What's not clear is whether this General Assembly will summon the will to restructure the revenue system. With the state's unemployment level at 11 percent, many leaders are wary of bold strokes. Too many are willing to stick with a system that doesn't work well rather than risk the wrath of an electorate they believe – wrongly, we think – prefers the current system of higher tax rates over a broader base with lower tax rates.
That's why it's time for state officials to step up and back the visionary work by Senate Finance Committee Co-chairs Dan Clodfelter, D-Mecklenburg, David Hoyle, D-Gaston and Clark Jenkins, D-Edgecombe. So far, they have carried the arguments for a new system while other state leaders have ducked.
Perdue has campaigned for more revenue to help bridge a $4 billion-plus gap in the upcoming budget. But her rallies appear to be more about shoring up her support among teachers and state employees than about energizing the public to support a new tax system. Her appearances have been long on rhetoric and short on specific examples of why we need a simpler, fairer system that promotes sufficiency and minimizes periodic volatility in revenue.
We don't believe the system that Senate leaders have come up with is perfect. But its focus on a much broader sales tax base and reduced sales and income tax rates is the basis for real tax reform geared to North Carolina's future. Just about every state commission that has examined the tax structure over the past few decades has come to similar conclusions.
But Senate leaders made a big mistake in sending the House a budget with a $500 million hole in it. The Senate also is complicating the process by insisting that the state's taxpayers subsidize tuition for certain out-of-state university students, including those on some academic and some athletic scholarships.
The House, meanwhile, has seen some value in broadening the sales tax base and capturing some corporate tax revenue the state now fails to collect. But by increasing the sales tax rate slightly and creating new top income tax brackets, the House would take bad features of the existing tax system and make them worse. This is not the formula for revising a revenue system basically written three-fourths of a century ago. It's a formula for continuing problems.

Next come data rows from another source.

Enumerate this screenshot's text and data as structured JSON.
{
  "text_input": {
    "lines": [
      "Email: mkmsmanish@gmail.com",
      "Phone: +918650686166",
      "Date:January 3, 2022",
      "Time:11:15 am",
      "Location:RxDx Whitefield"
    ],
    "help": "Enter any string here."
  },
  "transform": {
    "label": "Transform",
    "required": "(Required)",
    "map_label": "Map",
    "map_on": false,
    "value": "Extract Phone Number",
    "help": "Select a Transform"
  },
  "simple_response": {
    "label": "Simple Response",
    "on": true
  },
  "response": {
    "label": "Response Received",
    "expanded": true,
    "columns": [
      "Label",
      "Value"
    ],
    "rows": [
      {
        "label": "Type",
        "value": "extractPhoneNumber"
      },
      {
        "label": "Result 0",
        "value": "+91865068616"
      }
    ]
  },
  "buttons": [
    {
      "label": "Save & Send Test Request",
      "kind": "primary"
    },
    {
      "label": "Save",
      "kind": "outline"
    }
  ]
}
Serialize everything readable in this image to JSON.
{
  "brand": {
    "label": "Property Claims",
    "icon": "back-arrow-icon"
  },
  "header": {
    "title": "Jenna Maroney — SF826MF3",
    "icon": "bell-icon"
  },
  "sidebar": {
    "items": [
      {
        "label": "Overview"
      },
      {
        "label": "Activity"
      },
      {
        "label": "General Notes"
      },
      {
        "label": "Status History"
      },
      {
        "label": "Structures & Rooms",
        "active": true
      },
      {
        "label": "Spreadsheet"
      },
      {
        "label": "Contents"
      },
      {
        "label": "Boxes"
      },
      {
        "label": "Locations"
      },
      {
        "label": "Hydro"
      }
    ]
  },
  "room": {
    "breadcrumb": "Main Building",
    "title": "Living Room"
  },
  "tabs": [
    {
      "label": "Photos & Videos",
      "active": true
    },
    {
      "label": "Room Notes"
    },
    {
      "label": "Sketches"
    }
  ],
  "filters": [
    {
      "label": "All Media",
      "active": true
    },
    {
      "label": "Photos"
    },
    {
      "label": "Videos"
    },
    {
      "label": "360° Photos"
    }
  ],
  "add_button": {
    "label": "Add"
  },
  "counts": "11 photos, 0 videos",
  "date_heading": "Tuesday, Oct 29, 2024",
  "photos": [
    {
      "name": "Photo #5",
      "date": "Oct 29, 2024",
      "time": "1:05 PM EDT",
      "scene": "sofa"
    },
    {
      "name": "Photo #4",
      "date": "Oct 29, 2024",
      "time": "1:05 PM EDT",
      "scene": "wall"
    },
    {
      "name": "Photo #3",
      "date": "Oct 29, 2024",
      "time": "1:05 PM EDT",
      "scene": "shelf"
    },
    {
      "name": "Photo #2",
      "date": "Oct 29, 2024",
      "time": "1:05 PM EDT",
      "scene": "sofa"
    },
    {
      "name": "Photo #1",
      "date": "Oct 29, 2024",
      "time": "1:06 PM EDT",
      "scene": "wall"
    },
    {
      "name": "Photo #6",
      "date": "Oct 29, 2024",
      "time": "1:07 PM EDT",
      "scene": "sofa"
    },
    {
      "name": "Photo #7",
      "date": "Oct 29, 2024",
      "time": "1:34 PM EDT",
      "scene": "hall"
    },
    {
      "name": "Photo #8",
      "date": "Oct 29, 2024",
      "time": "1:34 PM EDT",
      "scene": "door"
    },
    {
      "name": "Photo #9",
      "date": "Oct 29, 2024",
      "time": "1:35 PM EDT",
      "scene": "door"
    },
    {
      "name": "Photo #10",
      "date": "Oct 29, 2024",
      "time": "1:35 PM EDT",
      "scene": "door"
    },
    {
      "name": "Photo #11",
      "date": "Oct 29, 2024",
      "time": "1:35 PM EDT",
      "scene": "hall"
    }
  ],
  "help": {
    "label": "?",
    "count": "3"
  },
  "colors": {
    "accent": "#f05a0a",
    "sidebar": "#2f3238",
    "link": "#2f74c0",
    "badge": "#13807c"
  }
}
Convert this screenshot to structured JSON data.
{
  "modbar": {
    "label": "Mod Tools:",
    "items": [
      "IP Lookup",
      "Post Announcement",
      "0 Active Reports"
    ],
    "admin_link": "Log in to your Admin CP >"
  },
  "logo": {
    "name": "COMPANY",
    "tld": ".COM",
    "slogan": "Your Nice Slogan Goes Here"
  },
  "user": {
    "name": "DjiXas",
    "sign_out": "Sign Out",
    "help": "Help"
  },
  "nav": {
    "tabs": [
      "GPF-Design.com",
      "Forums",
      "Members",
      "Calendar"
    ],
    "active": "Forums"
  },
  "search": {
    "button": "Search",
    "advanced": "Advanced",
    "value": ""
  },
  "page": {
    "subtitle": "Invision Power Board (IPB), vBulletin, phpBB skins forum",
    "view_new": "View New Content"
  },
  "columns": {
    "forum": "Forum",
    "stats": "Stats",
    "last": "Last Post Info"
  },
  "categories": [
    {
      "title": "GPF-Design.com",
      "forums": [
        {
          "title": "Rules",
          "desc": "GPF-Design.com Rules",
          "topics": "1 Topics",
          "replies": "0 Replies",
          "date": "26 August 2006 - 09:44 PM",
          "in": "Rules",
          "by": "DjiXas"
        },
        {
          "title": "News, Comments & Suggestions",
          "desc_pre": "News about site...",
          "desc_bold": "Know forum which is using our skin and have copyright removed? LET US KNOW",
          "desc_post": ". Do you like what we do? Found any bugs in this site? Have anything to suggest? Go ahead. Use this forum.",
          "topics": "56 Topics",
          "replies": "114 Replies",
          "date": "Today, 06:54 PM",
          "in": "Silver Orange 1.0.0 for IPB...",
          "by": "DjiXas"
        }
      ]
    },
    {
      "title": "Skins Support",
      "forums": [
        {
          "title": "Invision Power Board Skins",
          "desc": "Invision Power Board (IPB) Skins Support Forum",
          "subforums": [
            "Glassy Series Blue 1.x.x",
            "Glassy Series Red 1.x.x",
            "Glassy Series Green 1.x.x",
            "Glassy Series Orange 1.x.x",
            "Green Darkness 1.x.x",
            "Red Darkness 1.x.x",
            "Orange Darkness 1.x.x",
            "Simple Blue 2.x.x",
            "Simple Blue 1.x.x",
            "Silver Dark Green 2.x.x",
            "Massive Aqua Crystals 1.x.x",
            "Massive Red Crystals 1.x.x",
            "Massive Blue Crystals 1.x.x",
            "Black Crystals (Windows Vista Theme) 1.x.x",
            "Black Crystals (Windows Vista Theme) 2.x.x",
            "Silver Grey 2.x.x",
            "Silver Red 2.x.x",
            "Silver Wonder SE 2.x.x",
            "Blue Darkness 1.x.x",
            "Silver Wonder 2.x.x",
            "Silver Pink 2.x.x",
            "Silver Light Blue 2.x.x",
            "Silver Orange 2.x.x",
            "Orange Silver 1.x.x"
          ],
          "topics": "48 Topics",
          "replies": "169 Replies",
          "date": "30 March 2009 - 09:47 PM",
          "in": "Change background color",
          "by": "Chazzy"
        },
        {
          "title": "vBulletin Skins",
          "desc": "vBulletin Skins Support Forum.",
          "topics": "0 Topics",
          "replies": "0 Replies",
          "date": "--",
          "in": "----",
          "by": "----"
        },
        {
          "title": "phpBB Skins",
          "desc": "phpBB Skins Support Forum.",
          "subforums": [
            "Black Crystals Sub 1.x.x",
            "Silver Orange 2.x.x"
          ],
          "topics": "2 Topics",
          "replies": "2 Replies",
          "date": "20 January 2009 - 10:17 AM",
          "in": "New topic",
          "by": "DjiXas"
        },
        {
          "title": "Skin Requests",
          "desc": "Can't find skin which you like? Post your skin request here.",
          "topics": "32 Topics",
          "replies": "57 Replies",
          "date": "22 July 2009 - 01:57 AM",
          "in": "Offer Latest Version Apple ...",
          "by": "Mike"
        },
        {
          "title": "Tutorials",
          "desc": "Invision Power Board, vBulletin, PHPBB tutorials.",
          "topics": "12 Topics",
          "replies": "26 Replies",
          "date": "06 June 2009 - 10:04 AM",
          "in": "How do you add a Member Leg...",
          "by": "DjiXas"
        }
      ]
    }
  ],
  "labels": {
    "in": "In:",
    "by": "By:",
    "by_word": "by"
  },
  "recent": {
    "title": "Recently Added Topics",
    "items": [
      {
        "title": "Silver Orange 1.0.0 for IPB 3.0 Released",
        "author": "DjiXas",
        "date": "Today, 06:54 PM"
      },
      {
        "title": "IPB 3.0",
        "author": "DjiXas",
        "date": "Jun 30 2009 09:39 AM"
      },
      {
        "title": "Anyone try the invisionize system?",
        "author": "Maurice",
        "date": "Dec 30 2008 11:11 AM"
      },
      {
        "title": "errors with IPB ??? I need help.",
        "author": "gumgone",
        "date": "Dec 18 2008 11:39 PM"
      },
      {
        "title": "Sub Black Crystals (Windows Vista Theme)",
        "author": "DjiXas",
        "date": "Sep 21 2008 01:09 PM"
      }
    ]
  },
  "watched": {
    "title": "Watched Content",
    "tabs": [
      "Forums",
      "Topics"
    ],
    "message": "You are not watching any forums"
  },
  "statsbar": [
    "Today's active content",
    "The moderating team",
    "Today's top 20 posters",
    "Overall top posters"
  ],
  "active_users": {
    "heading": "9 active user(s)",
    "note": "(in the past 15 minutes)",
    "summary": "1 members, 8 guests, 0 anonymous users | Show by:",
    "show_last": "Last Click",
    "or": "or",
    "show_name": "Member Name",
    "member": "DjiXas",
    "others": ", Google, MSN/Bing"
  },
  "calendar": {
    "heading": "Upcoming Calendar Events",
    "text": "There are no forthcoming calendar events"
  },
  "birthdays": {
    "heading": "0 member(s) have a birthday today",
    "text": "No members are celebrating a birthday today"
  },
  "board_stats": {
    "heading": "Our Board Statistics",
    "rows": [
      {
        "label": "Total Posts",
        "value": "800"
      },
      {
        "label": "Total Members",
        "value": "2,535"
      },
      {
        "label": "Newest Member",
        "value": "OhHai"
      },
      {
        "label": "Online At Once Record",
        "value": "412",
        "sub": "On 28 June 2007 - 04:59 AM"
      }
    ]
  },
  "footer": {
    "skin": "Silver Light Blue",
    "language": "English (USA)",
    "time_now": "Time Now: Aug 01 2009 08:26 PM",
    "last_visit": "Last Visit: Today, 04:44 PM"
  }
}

Clodfelter – a former Charlotte City Council member whose understanding of state and local government funding mechanisms is extensive – has raised a simple question about tax reform in North Carolina. If not now, when? Our current system doesn't work. Annual tinkering in recent years hasn't fixed it. And with an economy in the midst of fundamental change, North Carolina must remake its revenue system to meet the public's needs.